Ces jugements sont plus en rapport avec l’actualité qu’avec le passé. Les gens construisent une identité aujourd’hui et ils se demandent parfois quelle place le passé colonial peut avoir dans cette identité. Ce sont des questions d’actualité, ce n’est pas la colonisation le problème. Le problème, c’est de savoir qu’est ce qu’on fait aujourd’hui.
Et c’est là ou la place de ces monuments coloniaux pose problème, quelle place on accorde à la colonisation dans la construction de l’identité nationale d’un pays ?

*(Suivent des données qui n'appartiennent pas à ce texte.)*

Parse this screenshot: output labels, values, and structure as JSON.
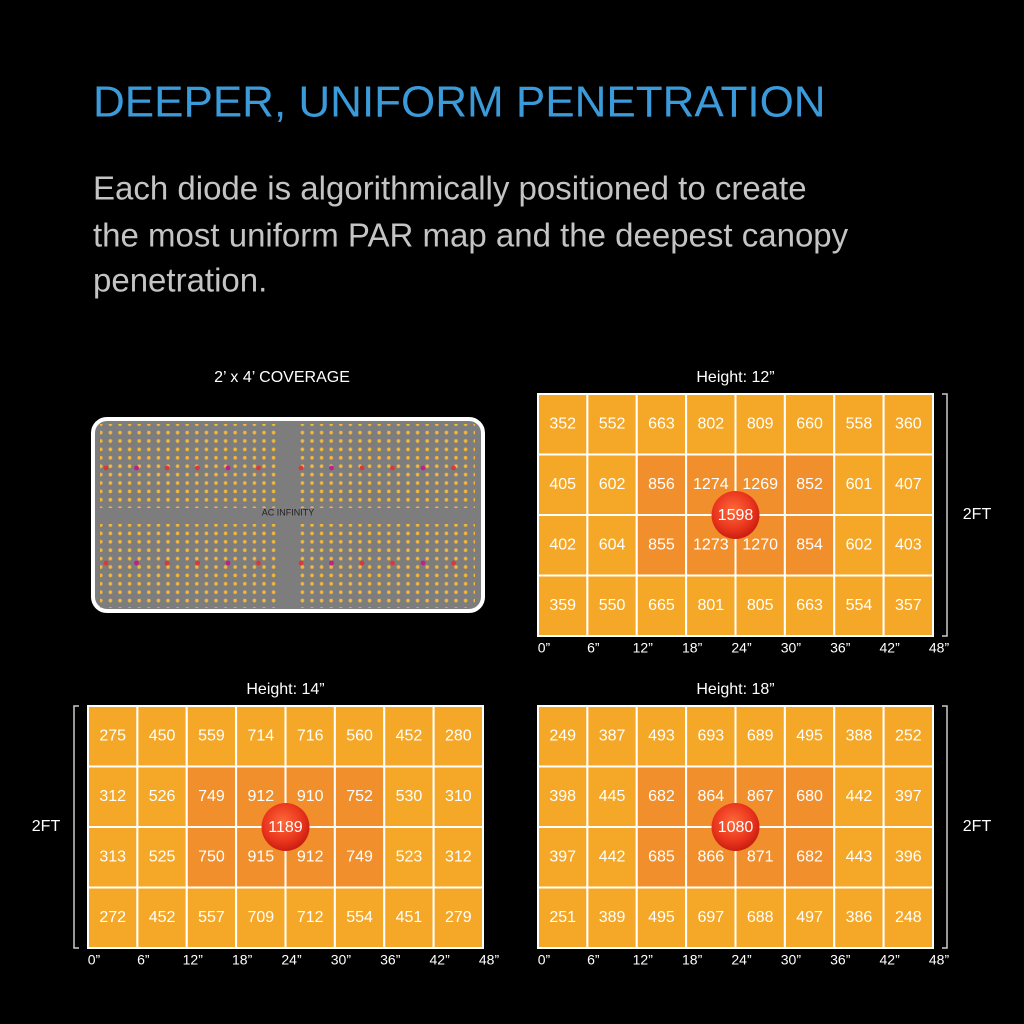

Les vestiges qui posent problème sont les lieux de mémoire, c’est-à-dire les endroits ou la mémoire travaille, leur existence est plus liée au présent qu’au passé contrairement à ce que les gens pensent. Et je comprends que ça pose problème. Je comprends qu’autour des statues et des monuments, il y ait des problèmes.
Que faire pour les personnes qui se sentent offensées par la présence de ces monuments coloniaux ?
Le devoir de mémoire est en fait un devoir d’histoire. Les gens ont besoin de mieux connaître leur histoire. Pour s’approprier l’histoire, pour l’assumer, il faut la connaître. Les débats que vous voyez dans les espaces publics et qui sont des débats chauds concernent plus la mémoire que l’histoire. Nous les historiens faisons une distinction entre l’histoire et la mémoire.
L’histoire, c’est une construction intellectuelle qui tente de s’appuyer le mieux possible sur les traces laissées par les évènements. Alors que la mémoire relève du souvenir que l’on a des évènements. Et qui dit souvenir, dit passion et émotion. Et donc ce dont on a besoin, c’est de faire l’effort de connaître notre histoire.
Comprendre le contexte dans lequel elle a eu lieu (pourquoi les gens ont agi comme ils ont agi). Cela n’excuse pas leurs actes, mais permettrait de contenir les passions en rendant les faits intelligibles.
Ne faudrait-il pas aussi promouvoir des figures nationales historiques ?
Oui bien évidemment. Au Congo par exemple, la question s’est posée s’est posé. Comment peut-on consacrer autant d’argent pour honorer Savorgnan de Brazza avec une statue qu’on ne l’a fait pour honorer un héros Congolais ?
Les lieux de mémoire doivent prendre en compte les préoccupations des Africains. Et une de leurs préoccupations, c’est aussi d’avoir des références dans leur histoire nationale. Ces références doivent être des personnages et des modèles dans lesquels ils se reconnaissent. Il ne faut pas faire l’inverse et accrocher les Africains à un passé (qu’ils connaissent d’ailleurs très mal).